Acompanham-no deuses que são seus escudeiros, Deimos e Fobos (Terror e Medo) e
também Éris, deusa da discórdia. Esta última é descrita por Homero como uma deusa
minúscula que aumenta de tamanho com uma velocidade impressionante.

A maior parte dos mitos em que intervém Ares são naturalmente mitos guerreiros e
relatos de combates. Mas o deus está longe de ser sempre um vencedor. Pelo
contrário, parece que os gregos, desde os tempos homéricos, tiveram prazer em
mostrar a força brutal de Ares contida ou ludibriada pela força mais oportunista ou
utilitária de um Hercules ou pela sabedoria instrumentalizada de sua irmã Atená.

Ares em Afrodite
Pensemos Ares em Afrodite. Quando contemplamos Ares na psique constelada em
Afrodite vemos que, sendo uma imagem arquetípica, o deus da Guerra, quando na
qualidade de Ânimus (contraparte masculina do ego feminino) positivo, constela-se nas
mulheres, acrescenta determinação, força e saúde egóicas, além de amor próprio e
coragem. Diferentemente, quando o pólo oposto do mesmo Ânimus se constela, ou
seja, quando constelamos a sombra de Ares, poderemos perceber nascer sentimentos
e ações caracterizados pela fúria, agressividade desmedida, irritação, imediatismo e
temperamento intempestivo. Essas são características que encontramos na leitura
clássica da teoria junguiana.

Ares pode ser constelado em qualquer psique, considerando que imagens arquetípicas
são formas de fluxos energéticos que, apesar de nos chegarem historicamente
determinadas, são veículos para formas específicas de transporte de energia psíquica
e energia psíquica todos temos em nossas psiques, homens ou mulheres. Resumindo
tanto Afrodite quanto Ares, enquanto formas de expressão da energia psíquica, podem
36

e naturalmente vão se “constelar” em homens e em mulheres, ao contrário do que


alguns autores pregam, utilizando a carga afetiva inerente à questão de gênero na
nossa sociedade, para alavancar vendas de livros com apelo dramático e forçando
identificações de ego com imagens arquetípicas, como se de fato houvesse uma
“mulher-Afrodite” ou um “homem-Ares”. Por mais sedutores que sejam esses apelos,
porque respondem fácil, imediata e erradamente, a nossos anseios históricos e sociais
com uma grande inflação egóica, imagens arquetípicas não são signos zodiacais e as
influências de uma Afrodite ou de um Ares como complexos podem e devem,
naturalmente, ocorrer em pessoas de absolutamente todos os gêneros e sexualidades.

Afrodite e Adônis
Mirra (ou Esmirna) era considerada a mulher mais bela da Grécia, filha do rei Teias, ela
era a princesa da Assíria. Como veremos através das histórias de Psiquê e de Helena
“de Tróia”, esse tipo de adoração e veneração que os humanos desenvolvam por uma
outra humana está sempre fadado ao fracasso pela própria vingança da deusa.
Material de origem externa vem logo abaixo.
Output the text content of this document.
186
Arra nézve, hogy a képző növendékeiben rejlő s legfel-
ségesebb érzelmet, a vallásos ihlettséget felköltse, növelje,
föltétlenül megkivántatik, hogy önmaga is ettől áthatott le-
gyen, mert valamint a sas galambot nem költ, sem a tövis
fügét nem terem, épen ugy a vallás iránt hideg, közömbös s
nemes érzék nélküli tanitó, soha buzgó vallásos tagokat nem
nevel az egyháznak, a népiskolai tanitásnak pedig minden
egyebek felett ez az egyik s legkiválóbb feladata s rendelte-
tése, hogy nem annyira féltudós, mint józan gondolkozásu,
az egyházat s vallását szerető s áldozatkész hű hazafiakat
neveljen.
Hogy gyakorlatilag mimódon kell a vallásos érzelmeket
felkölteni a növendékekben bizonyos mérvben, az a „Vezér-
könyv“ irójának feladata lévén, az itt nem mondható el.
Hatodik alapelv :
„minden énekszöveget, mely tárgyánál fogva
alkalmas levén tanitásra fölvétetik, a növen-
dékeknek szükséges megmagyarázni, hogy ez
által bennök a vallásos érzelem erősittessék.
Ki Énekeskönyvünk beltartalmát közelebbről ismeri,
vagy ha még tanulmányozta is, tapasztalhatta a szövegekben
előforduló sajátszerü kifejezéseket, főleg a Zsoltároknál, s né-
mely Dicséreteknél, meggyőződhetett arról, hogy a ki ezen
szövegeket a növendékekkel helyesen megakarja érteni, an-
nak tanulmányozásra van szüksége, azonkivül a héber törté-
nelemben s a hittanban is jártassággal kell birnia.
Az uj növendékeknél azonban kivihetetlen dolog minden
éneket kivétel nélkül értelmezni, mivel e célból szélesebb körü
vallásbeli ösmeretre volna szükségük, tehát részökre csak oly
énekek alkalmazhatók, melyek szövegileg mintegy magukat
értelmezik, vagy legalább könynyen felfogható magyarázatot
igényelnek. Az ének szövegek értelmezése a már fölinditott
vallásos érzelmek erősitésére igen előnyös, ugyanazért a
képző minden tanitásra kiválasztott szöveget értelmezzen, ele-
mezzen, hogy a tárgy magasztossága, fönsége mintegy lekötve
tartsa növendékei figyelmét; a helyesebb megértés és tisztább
Pois então: Afrodite, por ciúme, faz com que a jovem princesa se apaixonasse
perdidamente pelo próprio pai, Teias. Mirra (Esmirna) então, arranja com que sua ama
se disfarce à noite e finja maliciosamente seduzir seu pai. O velho cede facilmente aos
apelos da jovem serva e, por doze noites, deita-se com sua filha pensando se tratar da
ama dela. Eles se encontram à noite, no escuro e Mirra está sempre coberta dos pés à
cabeça enquanto se entrega ao desejoso pai. Ele sempre tenta tirar o véu e ver a
jovem serva, mas ela o impede, segura ferozmente os panos e se diz sempre muito
envergonhada.

Na última noite o pai, louco de paixão, deseja ver tudo o que se passava nas doze
noites anteriores e puxa o véu que a “ama” colocava entre os dois corpos. Então ele
percebe, desesperado, o engodo! Irado e transtornado com a visão de seu incesto, ele
arrasta a filha até o alto de uma colina. À noite o único brilho em toda a cena é a luz fria
da lua refletindo na faca do desesperado pai. Mirra é jogada ao chão enquanto pede
ajuda aos deuses e a própria Afrodite então a transforma numa árvore, que tem o seu
nome. Teias esfaqueia a árvore com toda força e de lá sai Adônis.
37

Adônis é um menino pelo qual Afrodite imediatamente se apaixona. Mas, enquanto ele
é ainda um bebê, ela o dá para ser cuidado por Perséfone, uma deusa que não tem
filhos e o acolhe amorosamente. Contaremos esse mito futuramente com mais detalhes
quando falarmos de Perséfone. Por hora, o mais importante é ver como essa relação
se desenvolve para Afrodite e o quanto ela fala da natureza da própria deusa. Deixado
para crescer no Hades, onde reina Perséfone ao lado de seu silencioso marido Hades,
ele cresce até tornar-se um jovem de beleza ímpar. É nesse momento que Afrodite
pede a Perséfone que lhe devolva o rapaz, mas a deusa do submundo já desenvolveu
um profundo amor filial pelo menino e não está disposta a devolvê-lo.

Julgamento de Adônis
Afrodite então vai a seu pai (ou seu sobrinho, como já vimos) Zeus e pede que ele
intervenha para que Perséfone devolva o rapaz que, aos olhos da deusa do amor, é
seu por direito! Temos aí o duelo entre dois apegos! O apego maternal de Perséfone e
o apego sexual de Afrodite. Nenhum dos dois afetos considera a subjetividade do
rapaz. E é justamente isso que Zeus, quando solicitado, faz. O todo poderoso
imediatamente manda chamar Adônis à sua presença, junto com Perséfone e Afrodite
e então, para surpresa e desespero de ambas - que temiam o que o rapaz poderia
fazer com sua própria liberdade - pergunta ao rapaz com quem ele queria ficar.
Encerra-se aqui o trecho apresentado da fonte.